Открываю глаза. Где это я? Без очков не вижу ничего. И темно. И писк какой-то. Что это за звук? Кто-то борется за жизнь. И это здесь, рядом. Или это я? На соседней койке мужик, опутанный проводами. Только силуэт: сильное мужское тело. Скрученное болезнью, хрипящее. Кажется, обнажённое.
Врачи пытаются надеть на него кислородную маску. Крики: «Нет. Нет. Врачи-убийцы. Уйдите». Как можно бороться за жизнь без тех, кто тебе помогает? Чей-то голос: «Юра, тебе нужен кислород. Нужно дышать». Но незнакомый Юра отбивается, не понимая, кто враг, а кто друг. Он похож на десантника, молотящего кулаками воздух. Не зная, с кем он борется на самом деле.
Впереди ещё кто-то есть, чувствую. Интеллигентный мужской голос просит дать ему телефон. И что-то есть такое в его голосе, что заставляет вспомнить о двоюродном брате. Кричу: «Андрей!» Мужчина замолкает. Он, конечно, не Андрей, просто сосед по борьбе за выживание.
Не знаю, сколько времени. Стоны. Хочется пИсать. Открытие: я в подгузнике. Тогда туда. Ещё нужно суметь. Всю простынь заливает теплым. Какое облегчение. И какой холод от мокрых простыней. Надо передвинуться вбок. Кто-то меняет простынь и подгузник.
Темно. Хрипы. Дыши, десантура. Озабоченные голоса: «Он снимает кислородную маску!»
Кричу: «Юра, дыши! Врачи помогают. Враг – ковид». Врачей уже нет. Что-то бормочет, услышал? Что-то неразборчивое, хриплое. «Воды!» И я кричу, насколько могу громко: «Воды». И мнимый Андрей кричит ещё громче, куда-то в коридор: «Воды». И помощь приходит. Живая вода.
Через темноту.
Снова писается, как получается, заливает всё. Кто-то ругается на меня за обоссанные простыни. Стыдно ли мне? Нет. По-другому никак. Приносят стульчак и ширму. Вот это другое дело. Девочка всё-таки. А тут мужики вокруг.

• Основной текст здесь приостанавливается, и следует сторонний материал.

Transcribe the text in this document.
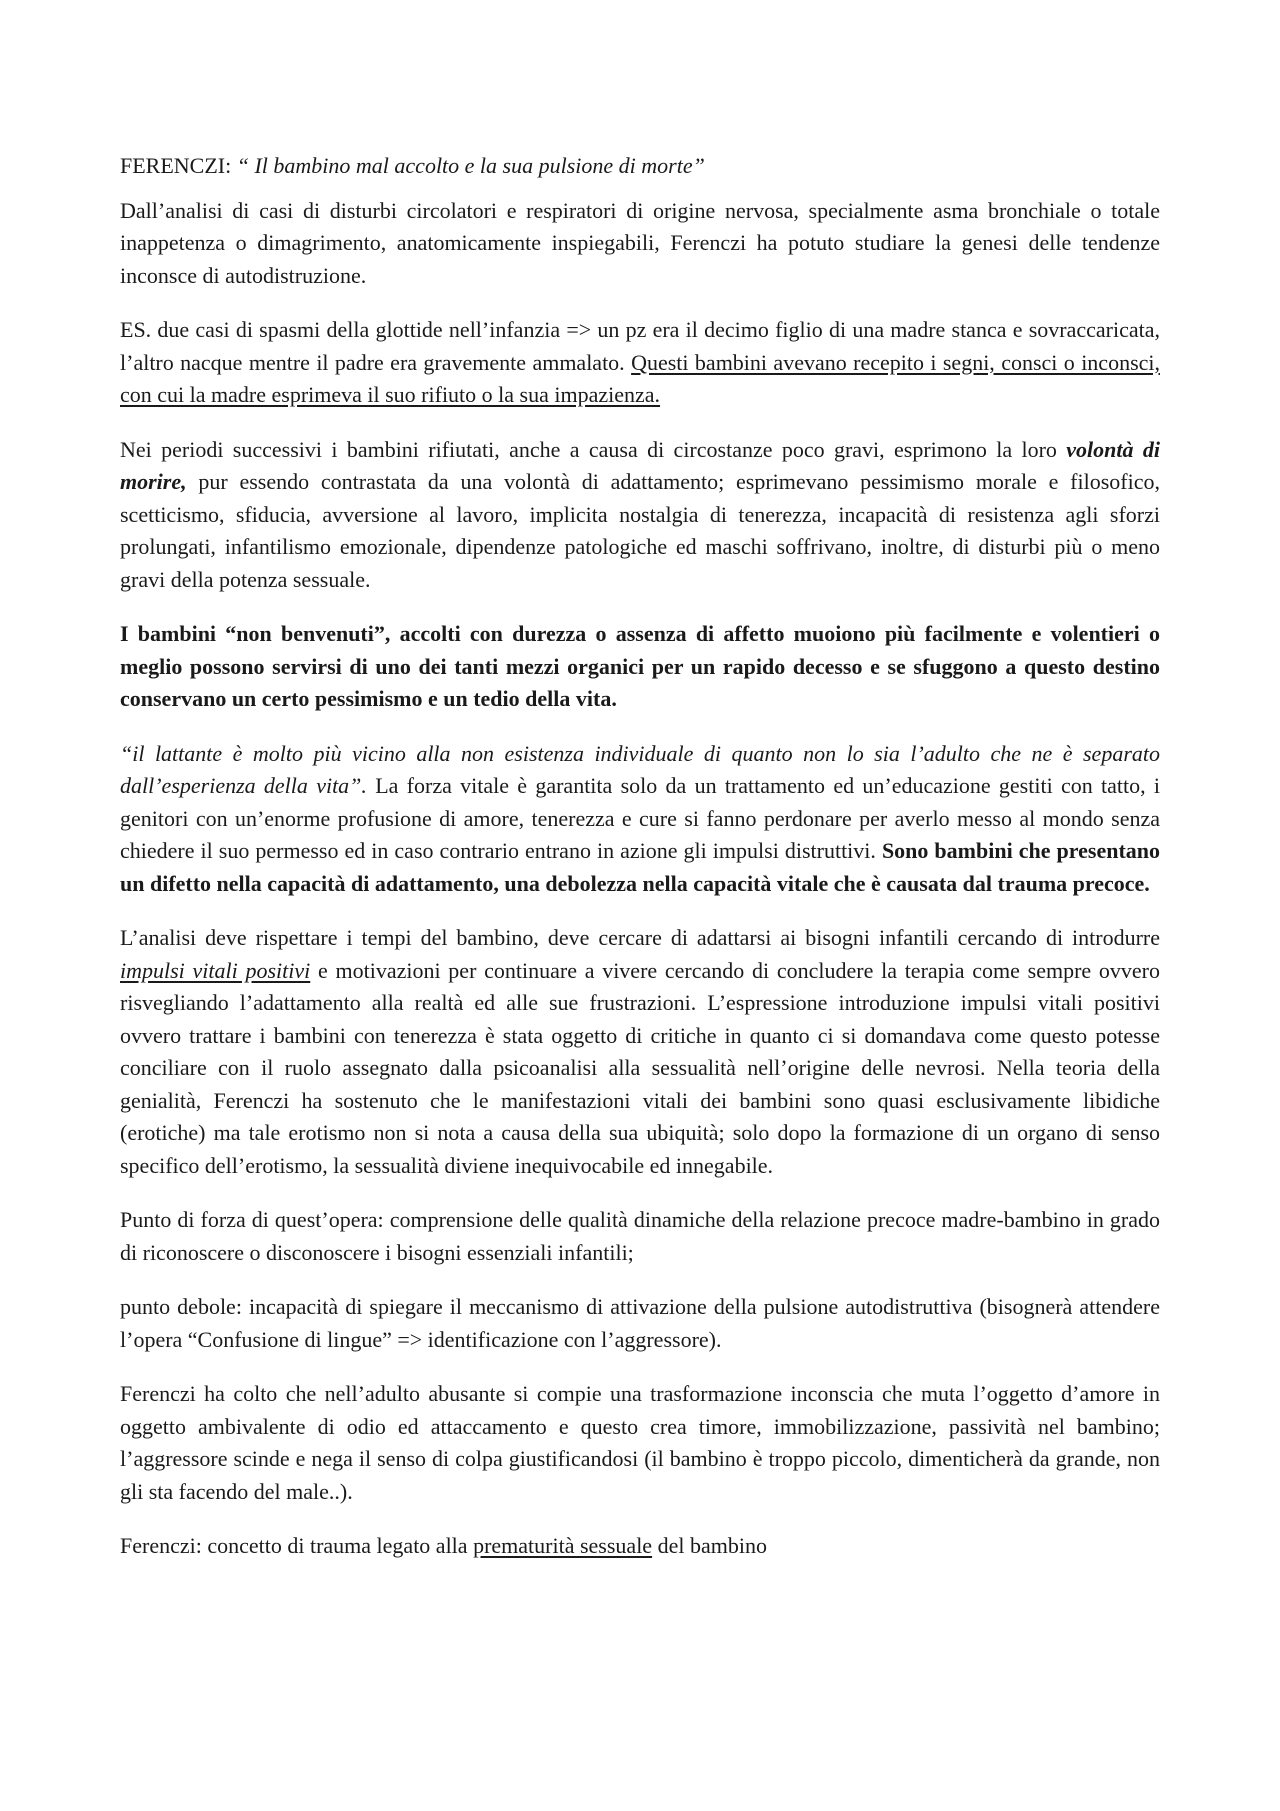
FERENCZI: “ Il bambino mal accolto e la sua pulsione di morte”

Dall’analisi di casi di disturbi circolatori e respiratori di origine nervosa, specialmente asma bronchiale o totale inappetenza o dimagrimento, anatomicamente inspiegabili, Ferenczi ha potuto studiare la genesi delle tendenze inconsce di autodistruzione.

ES. due casi di spasmi della glottide nell’infanzia => un pz era il decimo figlio di una madre stanca e sovraccaricata, l’altro nacque mentre il padre era gravemente ammalato. Questi bambini avevano recepito i segni, consci o inconsci, con cui la madre esprimeva il suo rifiuto o la sua impazienza.

Nei periodi successivi i bambini rifiutati, anche a causa di circostanze poco gravi, esprimono la loro volontà di morire, pur essendo contrastata da una volontà di adattamento; esprimevano pessimismo morale e filosofico, scetticismo, sfiducia, avversione al lavoro, implicita nostalgia di tenerezza, incapacità di resistenza agli sforzi prolungati, infantilismo emozionale, dipendenze patologiche ed maschi soffrivano, inoltre, di disturbi più o meno gravi della potenza sessuale.

I bambini “non benvenuti”, accolti con durezza o assenza di affetto muoiono più facilmente e volentieri o meglio possono servirsi di uno dei tanti mezzi organici per un rapido decesso e se sfuggono a questo destino conservano un certo pessimismo e un tedio della vita.

“il lattante è molto più vicino alla non esistenza individuale di quanto non lo sia l’adulto che ne è separato dall’esperienza della vita”. La forza vitale è garantita solo da un trattamento ed un’educazione gestiti con tatto, i genitori con un’enorme profusione di amore, tenerezza e cure si fanno perdonare per averlo messo al mondo senza chiedere il suo permesso ed in caso contrario entrano in azione gli impulsi distruttivi. Sono bambini che presentano un difetto nella capacità di adattamento, una debolezza nella capacità vitale che è causata dal trauma precoce.

L’analisi deve rispettare i tempi del bambino, deve cercare di adattarsi ai bisogni infantili cercando di introdurre impulsi vitali positivi e motivazioni per continuare a vivere cercando di concludere la terapia come sempre ovvero risvegliando l’adattamento alla realtà ed alle sue frustrazioni. L’espressione introduzione impulsi vitali positivi ovvero trattare i bambini con tenerezza è stata oggetto di critiche in quanto ci si domandava come questo potesse conciliare con il ruolo assegnato dalla psicoanalisi alla sessualità nell’origine delle nevrosi. Nella teoria della genialità, Ferenczi ha sostenuto che le manifestazioni vitali dei bambini sono quasi esclusivamente libidiche (erotiche) ma tale erotismo non si nota a causa della sua ubiquità; solo dopo la formazione di un organo di senso specifico dell’erotismo, la sessualità diviene inequivocabile ed innegabile.

Punto di forza di quest’opera: comprensione delle qualità dinamiche della relazione precoce madre-bambino in grado di riconoscere o disconoscere i bisogni essenziali infantili;

punto debole: incapacità di spiegare il meccanismo di attivazione della pulsione autodistruttiva (bisognerà attendere l’opera “Confusione di lingue” => identificazione con l’aggressore).

Ferenczi ha colto che nell’adulto abusante si compie una trasformazione inconscia che muta l’oggetto d’amore in oggetto ambivalente di odio ed attaccamento e questo crea timore, immobilizzazione, passività nel bambino; l’aggressore scinde e nega il senso di colpa giustificandosi (il bambino è troppo piccolo, dimenticherà da grande, non gli sta facendo del male..).

Ferenczi: concetto di trauma legato alla prematurità sessuale del bambino
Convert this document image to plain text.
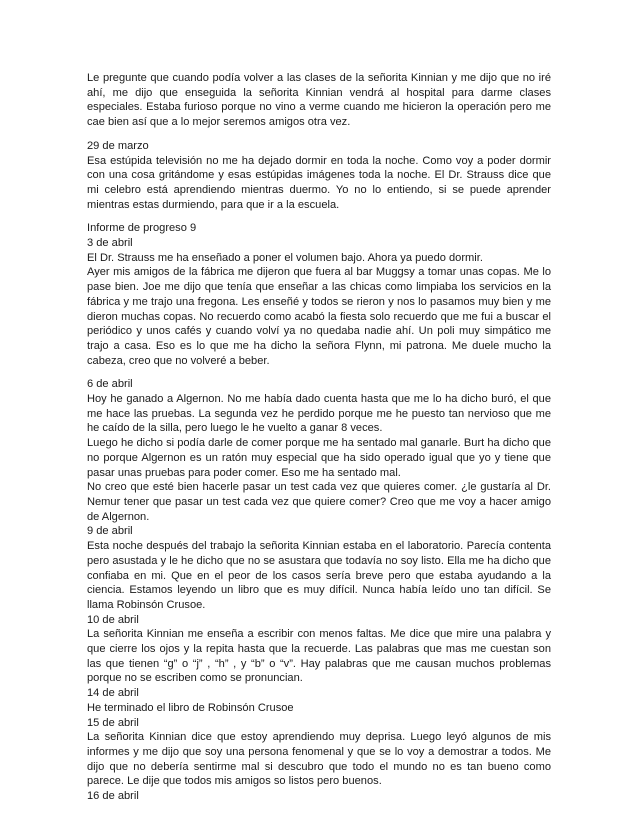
Le pregunte que cuando podía volver a las clases de la señorita Kinnian y me dijo que no iré ahí, me dijo que enseguida la señorita Kinnian vendrá al hospital para darme clases especiales. Estaba furioso porque no vino a verme cuando me hicieron la operación pero me cae bien así que a lo mejor seremos amigos otra vez.

29 de marzo

Esa estúpida televisión no me ha dejado dormir en toda la noche. Como voy a poder dormir con una cosa gritándome y esas estúpidas imágenes toda la noche. El Dr. Strauss dice que mi celebro está aprendiendo mientras duermo. Yo no lo entiendo, si se puede aprender mientras estas durmiendo, para que ir a la escuela.

Informe de progreso 9

3 de abril

El Dr. Strauss me ha enseñado a poner el volumen bajo. Ahora ya puedo dormir.

Ayer mis amigos de la fábrica me dijeron que fuera al bar Muggsy a tomar unas copas. Me lo pase bien. Joe me dijo que tenía que enseñar a las chicas como limpiaba los servicios en la fábrica y me trajo una fregona. Les enseñé y todos se rieron y nos lo pasamos muy bien y me dieron muchas copas. No recuerdo como acabó la fiesta solo recuerdo que me fui a buscar el periódico y unos cafés y cuando volví ya no quedaba nadie ahí. Un poli muy simpático me trajo a casa. Eso es lo que me ha dicho la señora Flynn, mi patrona. Me duele mucho la cabeza, creo que no volveré a beber.

6 de abril

Hoy he ganado a Algernon. No me había dado cuenta hasta que me lo ha dicho buró, el que me hace las pruebas. La segunda vez he perdido porque me he puesto tan nervioso que me he caído de la silla, pero luego le he vuelto a ganar 8 veces.

Luego he dicho si podía darle de comer porque me ha sentado mal ganarle. Burt ha dicho que no porque Algernon es un ratón muy especial que ha sido operado igual que yo y tiene que pasar unas pruebas para poder comer. Eso me ha sentado mal.

No creo que esté bien hacerle pasar un test cada vez que quieres comer. ¿le gustaría al Dr. Nemur tener que pasar un test cada vez que quiere comer? Creo que me voy a hacer amigo de Algernon.

9 de abril

Esta noche después del trabajo la señorita Kinnian estaba en el laboratorio. Parecía contenta pero asustada y le he dicho que no se asustara que todavía no soy listo. Ella me ha dicho que confiaba en mi. Que en el peor de los casos sería breve pero que estaba ayudando a la ciencia. Estamos leyendo un libro que es muy difícil. Nunca había leído uno tan difícil. Se llama Robinsón Crusoe.

10 de abril

La señorita Kinnian me enseña a escribir con menos faltas. Me dice que mire una palabra y que cierre los ojos y la repita hasta que la recuerde. Las palabras que mas me cuestan son las que tienen “g” o “j” , “h” , y “b” o “v”. Hay palabras que me causan muchos problemas porque no se escriben como se pronuncian.

14 de abril

He terminado el libro de Robinsón Crusoe

15 de abril

La señorita Kinnian dice que estoy aprendiendo muy deprisa. Luego leyó algunos de mis informes y me dijo que soy una persona fenomenal y que se lo voy a demostrar a todos. Me dijo que no debería sentirme mal si descubro que todo el mundo no es tan bueno como parece. Le dije que todos mis amigos so listos pero buenos.

16 de abril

Консилиум. В темноте стоят трое. Наверное, не темно, но для меня темнота. Решают, что со мной делать, задают вопросы. Слышу одного, он для меня Нежный, всё понимает.
- Ковид. 21 день на карантине. Одна в квартире.
- Я бы не смог.
- Родственники внезапно. Втроём. Б…ь.
- Не надо на врачей матом ругаться. Нам же неприятно.
- Это я не вам, это я родственникам.
Не знаю, что они в итоге решили. Но капельницу мне поставили.
Вид из окна палаты после реанимации. Снято на телефон.
Приносят еду. Как можно есть? А, вроде, хочется. Гонят меня за стол. Там уже сидит «Андрей». И голод берёт своё. Мы безмолвно поглощаем еду. Делим трапезу. Под писк аппарата десантника.
Нужен телефон. Нужно позвонить мужу. Прошу у врача. Или медсестры. Даже не знаю, у кого, они все в скафандрах. Телефон приносят, может, и незаконно. Но он у меня. Набираю номер мужа, который знаю наизусть. Говорю. Я уверена, что я в терапии. И что всё хорошо. А муж утверждает, что я в реанимации. Да? Гм. Кто прав? Неважно. Я жива и подала весточку о себе.
Вспоминаю, что Андрей просил телефон. Подхожу к нему и вкладываю трубку ему в руку.
- Я не знаю, как звонить.
- Давайте я наберу. Диктуйте номер.
Я готова набрать номер, но отчего-то трясутся руки. Андрей молчит.
- Диктуйте номер.
- Я не помню.
Что ж, тут я помочь ничем не могу.
Укладываюсь на свою койку. Темнота.
Открываю глаза. Где я? Светло и уютно. Палата на двоих. Светлая, девичья. Кто будет рядом? И её привозят. Настя.